Thick & Thin (Thin Love, #3)

Without me.

The coffee sizzled as I took the pot from the base and the thick scent of dark roast filled the air. Aly stood next to me, fixing her coffee, stirring in creamer and sugar absently. “You don’t want any?” She frowned when I put the sugar back in the cabinet.

“Nah. Still too hot from my run.”

She glanced at me, the lingering smile still on her face as she sipped from her cup. Something clicked off in my brain; it was dark and a little possessive but nothing that urged me to be destructive. Aly had moved forward with her life, I knew that. Clearly. And I wasn’t stupid. I knew she’d probably slept with Ethan. I knew she might care about him a lot. But what coursed inside my head just then was a myriad of emotions I wasn’t sure how to analyze or sort into any real sense.

“I…listen, Aly, I’m sorry about the other night,” I told her, hoping she knew that wasn’t a line.

“Sorry?” she said, forehead wrinkling as she put her cup on the counter.

“At the recital. I…I kissed you.” She only watched me, keeping her face impassive. “I, um…I didn’t mean it.” The lie tasted heavy on my tongue, like something bitter and bland that my taste buds rejected the moment I opened my mouth.

“You didn’t mean it?”

“No.” I moved out of the kitchen, stretching my arms to keep from touching her. She followed and I felt that hard gaze on my back. “It was stupid. I mean you and Ethan…”

“Yeah, it was stupid.” She stood in front of me, eyebrows up as she moved her gaze around my face, the heat of it licking against my skin like a burn. I enjoyed the heat, but hated that look. It meant she was reading me, testing me, trying her hardest to catch me in a lie. “What?” I said, popping my neck.

“Ransom, how many times do you think you’ve kissed me?”

“What?”

Aly moved forward, prowling it seemed, but then that was likely my overactive, hopeful imagination. She didn’t want me, I knew that. But I couldn’t shake the feeling that her expression meant a lot more than some attempt she made to get me to stop lying to her.

“How many times have you kissed me over the years?”

“I…I dunno. Thousands, millions.” I shot for cool, relaxed and failed miserably at it, sitting on the back of the sofa when she walked forward. “Why does it matter?”

“Any of those times did you ever not mean it?”

“No,” I told her, giving up the weak fight to keep the truth from her. “Even…shit, even the first time in the studio when I was still beating myself up over Emily, over everything and I kissed you? Even then, makamae, I damn well meant it.”

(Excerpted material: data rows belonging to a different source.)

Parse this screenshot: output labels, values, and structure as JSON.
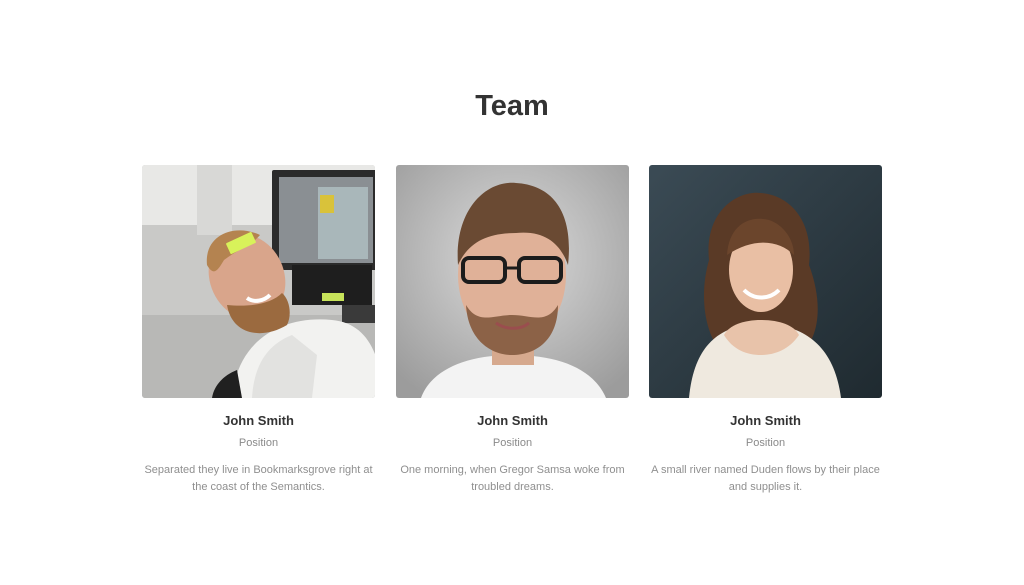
{
  "section": {
    "title": "Team"
  },
  "members": [
    {
      "name": "John Smith",
      "position": "Position",
      "bio": "Separated they live in Bookmarksgrove right at the coast of the Semantics.",
      "photo_alt": "John Smith"
    },
    {
      "name": "John Smith",
      "position": "Position",
      "bio": "One morning, when Gregor Samsa woke from troubled dreams.",
      "photo_alt": "John Smith"
    },
    {
      "name": "John Smith",
      "position": "Position",
      "bio": "A small river named Duden flows by their place and supplies it.",
      "photo_alt": "John Smith"
    }
  ]
}
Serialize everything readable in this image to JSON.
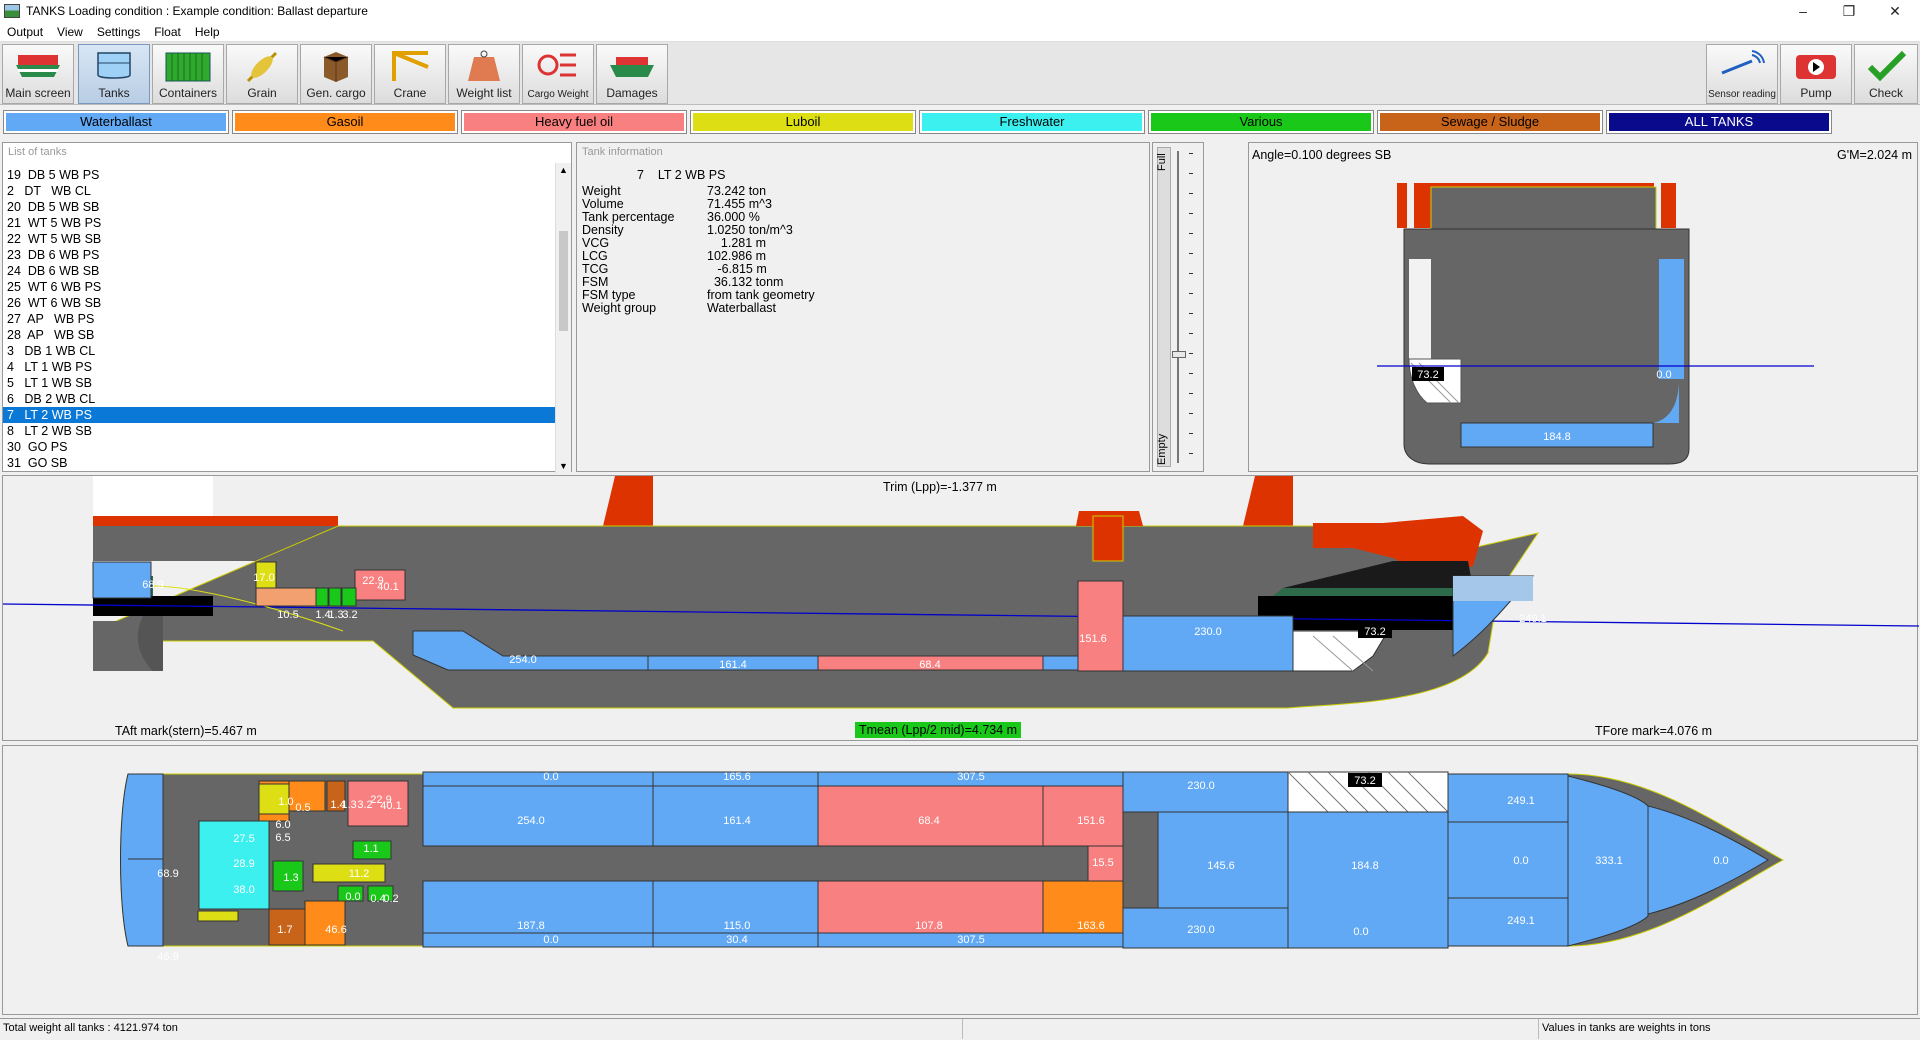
{
  "window": {
    "title": "TANKS  Loading condition : Example condition: Ballast departure",
    "min_icon": "–",
    "max_icon": "❐",
    "close_icon": "✕"
  },
  "menu": [
    "Output",
    "View",
    "Settings",
    "Float",
    "Help"
  ],
  "toolbar": {
    "left": [
      "Main screen",
      "Tanks",
      "Containers",
      "Grain",
      "Gen. cargo",
      "Crane",
      "Weight list",
      "Cargo Weight",
      "Damages"
    ],
    "right": [
      "Sensor reading",
      "Pump",
      "Check"
    ],
    "active": "Tanks"
  },
  "categories": [
    {
      "label": "Waterballast",
      "color": "#61a9f5"
    },
    {
      "label": "Gasoil",
      "color": "#ff8c1a"
    },
    {
      "label": "Heavy fuel oil",
      "color": "#f98080"
    },
    {
      "label": "Luboil",
      "color": "#dede14"
    },
    {
      "label": "Freshwater",
      "color": "#3cf0f0"
    },
    {
      "label": "Various",
      "color": "#19c819"
    },
    {
      "label": "Sewage / Sludge",
      "color": "#c86419"
    },
    {
      "label": "ALL TANKS",
      "color": "#0a0a8c"
    }
  ],
  "list_panel": {
    "header": "List of tanks",
    "items": [
      "19  DB 5 WB PS",
      "2   DT   WB CL",
      "20  DB 5 WB SB",
      "21  WT 5 WB PS",
      "22  WT 5 WB SB",
      "23  DB 6 WB PS",
      "24  DB 6 WB SB",
      "25  WT 6 WB PS",
      "26  WT 6 WB SB",
      "27  AP   WB PS",
      "28  AP   WB SB",
      "3   DB 1 WB CL",
      "4   LT 1 WB PS",
      "5   LT 1 WB SB",
      "6   DB 2 WB CL",
      "7   LT 2 WB PS",
      "8   LT 2 WB SB",
      "30  GO PS",
      "31  GO SB"
    ],
    "selected_index": 15
  },
  "info_panel": {
    "header": "Tank information",
    "title": "7    LT 2 WB PS",
    "rows": [
      {
        "k": "Weight",
        "v": "73.242 ton"
      },
      {
        "k": "Volume",
        "v": "71.455 m^3"
      },
      {
        "k": "Tank percentage",
        "v": "36.000 %"
      },
      {
        "k": "Density",
        "v": "1.0250 ton/m^3"
      },
      {
        "k": "VCG",
        "v": "    1.281 m"
      },
      {
        "k": "LCG",
        "v": "102.986 m"
      },
      {
        "k": "TCG",
        "v": "   -6.815 m"
      },
      {
        "k": "FSM",
        "v": "  36.132 tonm"
      },
      {
        "k": "FSM type",
        "v": "from tank geometry"
      },
      {
        "k": "Weight group",
        "v": "Waterballast"
      }
    ]
  },
  "gauge": {
    "full_label": "Full",
    "empty_label": "Empty",
    "level": 0.36
  },
  "section_view": {
    "angle_text": "Angle=0.100 degrees SB",
    "gm_text": "G'M=2.024 m",
    "labels": [
      "73.2",
      "0.0",
      "184.8"
    ]
  },
  "profile_view": {
    "trim_text": "Trim (Lpp)=-1.377 m",
    "aft_text": "TAft mark(stern)=5.467 m",
    "mean_text": "Tmean (Lpp/2 mid)=4.734 m",
    "fore_text": "TFore mark=4.076 m",
    "labels": [
      "68.9",
      "17.0",
      "22.9",
      "40.1",
      "10.5",
      "1.4",
      "1.3",
      "3.2",
      "254.0",
      "161.4",
      "68.4",
      "151.6",
      "230.0",
      "73.2",
      "249.1"
    ]
  },
  "plan_view": {
    "labels": [
      "68.9",
      "46.9",
      "27.5",
      "28.9",
      "38.0",
      "1.3",
      "1.0",
      "0.5",
      "1.4",
      "1.3",
      "3.2",
      "6.0",
      "6.5",
      "22.9",
      "40.1",
      "1.1",
      "11.2",
      "0.0",
      "0.4",
      "0.2",
      "1.7",
      "46.6",
      "0.0",
      "254.0",
      "187.8",
      "0.0",
      "165.6",
      "161.4",
      "115.0",
      "30.4",
      "307.5",
      "68.4",
      "107.8",
      "307.5",
      "151.6",
      "163.6",
      "15.5",
      "230.0",
      "145.6",
      "230.0",
      "73.2",
      "184.8",
      "0.0",
      "249.1",
      "0.0",
      "249.1",
      "333.1",
      "0.0",
      "0.0",
      "0.0",
      "0.0"
    ]
  },
  "status": {
    "total": "Total weight all tanks :  4121.974 ton",
    "note": "Values in tanks are weights in tons"
  }
}
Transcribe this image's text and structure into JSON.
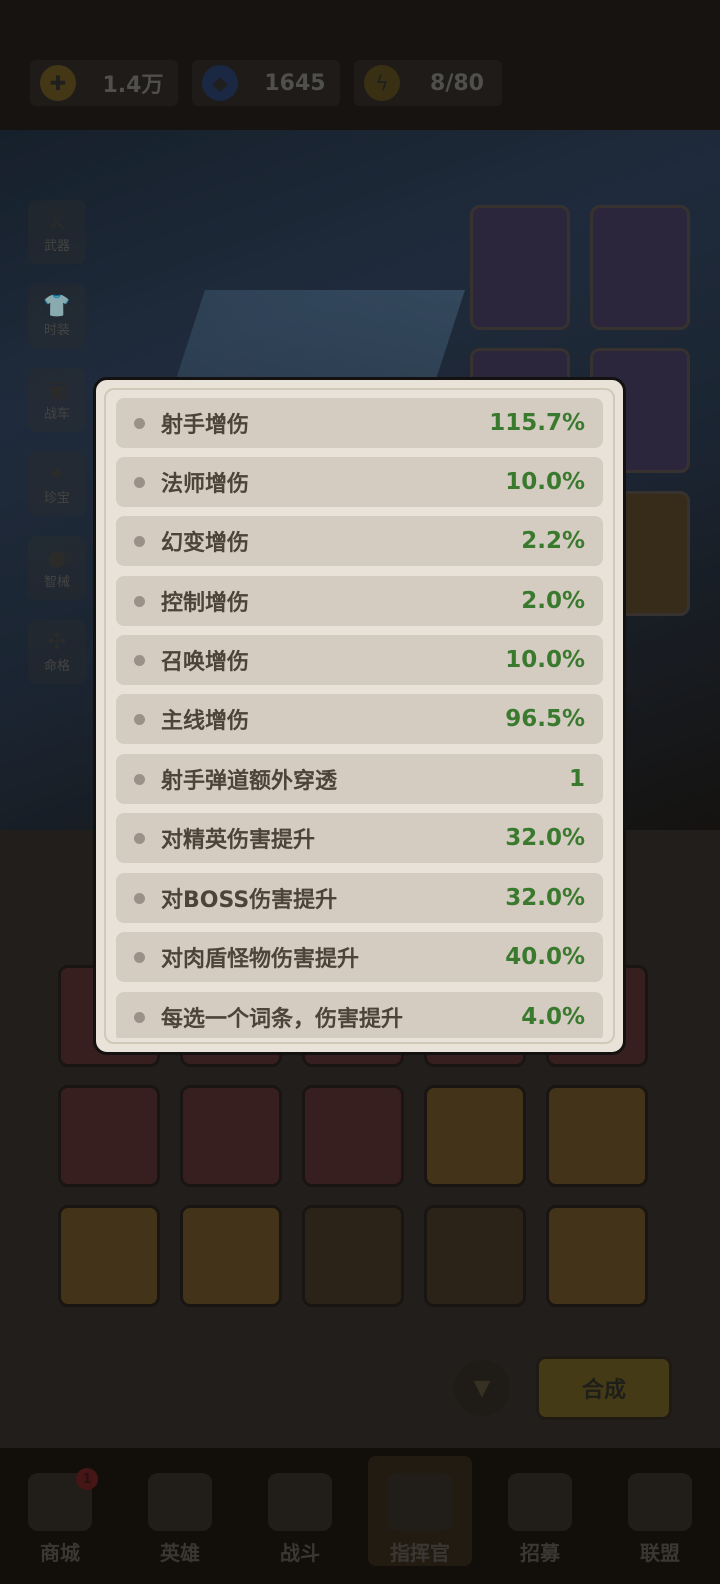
{
  "resources": [
    {
      "icon": "coin-icon",
      "value": "1.4万"
    },
    {
      "icon": "diamond-icon",
      "value": "1645"
    },
    {
      "icon": "energy-icon",
      "value": "8/80"
    }
  ],
  "side_menu": [
    {
      "icon": "weapon-icon",
      "label": "武器"
    },
    {
      "icon": "fashion-icon",
      "label": "时装"
    },
    {
      "icon": "vehicle-icon",
      "label": "战车"
    },
    {
      "icon": "treasure-icon",
      "label": "珍宝"
    },
    {
      "icon": "mecha-icon",
      "label": "智械"
    },
    {
      "icon": "circuit-icon",
      "label": "命格"
    }
  ],
  "synth_button": "合成",
  "navbar": [
    {
      "icon": "shop-icon",
      "label": "商城",
      "badge": "1"
    },
    {
      "icon": "hero-icon",
      "label": "英雄"
    },
    {
      "icon": "battle-icon",
      "label": "战斗"
    },
    {
      "icon": "commander-icon",
      "label": "指挥官",
      "active": true
    },
    {
      "icon": "recruit-icon",
      "label": "招募"
    },
    {
      "icon": "alliance-icon",
      "label": "联盟"
    }
  ],
  "stats": [
    {
      "label": "射手增伤",
      "value": "115.7%"
    },
    {
      "label": "法师增伤",
      "value": "10.0%"
    },
    {
      "label": "幻变增伤",
      "value": "2.2%"
    },
    {
      "label": "控制增伤",
      "value": "2.0%"
    },
    {
      "label": "召唤增伤",
      "value": "10.0%"
    },
    {
      "label": "主线增伤",
      "value": "96.5%"
    },
    {
      "label": "射手弹道额外穿透",
      "value": "1"
    },
    {
      "label": "对精英伤害提升",
      "value": "32.0%"
    },
    {
      "label": "对BOSS伤害提升",
      "value": "32.0%"
    },
    {
      "label": "对肉盾怪物伤害提升",
      "value": "40.0%"
    },
    {
      "label": "每选一个词条，伤害提升",
      "value": "4.0%"
    }
  ]
}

She nodded, staring longer than was necessary at my face, moving her gaze back over my features as though she tried to see how different I was. The only change in me was the realization of what I’d thrown away and how staring at her now, still wanting her so desperately, probably made me look a little pathetic.

“So you meant it, the other night. Even though you knew I said yes to Ethan.”

“Aly…”

“Even though you didn’t believe me when I said we should keep things in the past.”

She skated so close near the truth, her body moving toward mine stiffening when she did. Still, I couldn't let her challenge go uncontested. “What if I don’t want anything kept in the past? Especially not that last night when you left me?”

Aly shook her head, keeping her gaze steady, her eyes unblinking. “It has to be. Past. I’m…I’m moving forward.” That strong-lined chin lifted, taunting.

She was everything I’d ever wanted. Then. Now. Always. She wanted my friendship. She probably came here looking for my support, for me to reciprocate for all the times she’d given me hers. My instinct told me to back away. Let her believe that she really was moving on, leaving me behind even though those eyes, that look, promised that just wasn’t true.

Logically, I knew I should be an adult, respect the boundaries she tried to set for us. But dammit, I just couldn’t keep silent. Not when she looked at me like that. Not when my heart told me I was right.

“Ke aloha, I’m sorry. But…no. You don’t want to keep anything in the past. Not deep down. I refuse to believe that.”

“What?” She curled her fists at her side and all the happiness that had colored her cheeks before was gone. “Why do you think that?”

“Because…” I exhaled, bracing for her anger, “you don’t love him.” Her lips parted and I knew I’d insulted her. It was a challenge that may have went too far, but I was beyond saving her feelings. Then the press of her lips, the heavy curl of her mouth had me losing hold of any tact I might have. “Fuck, Aly, you know you don’t. Not like you love me.”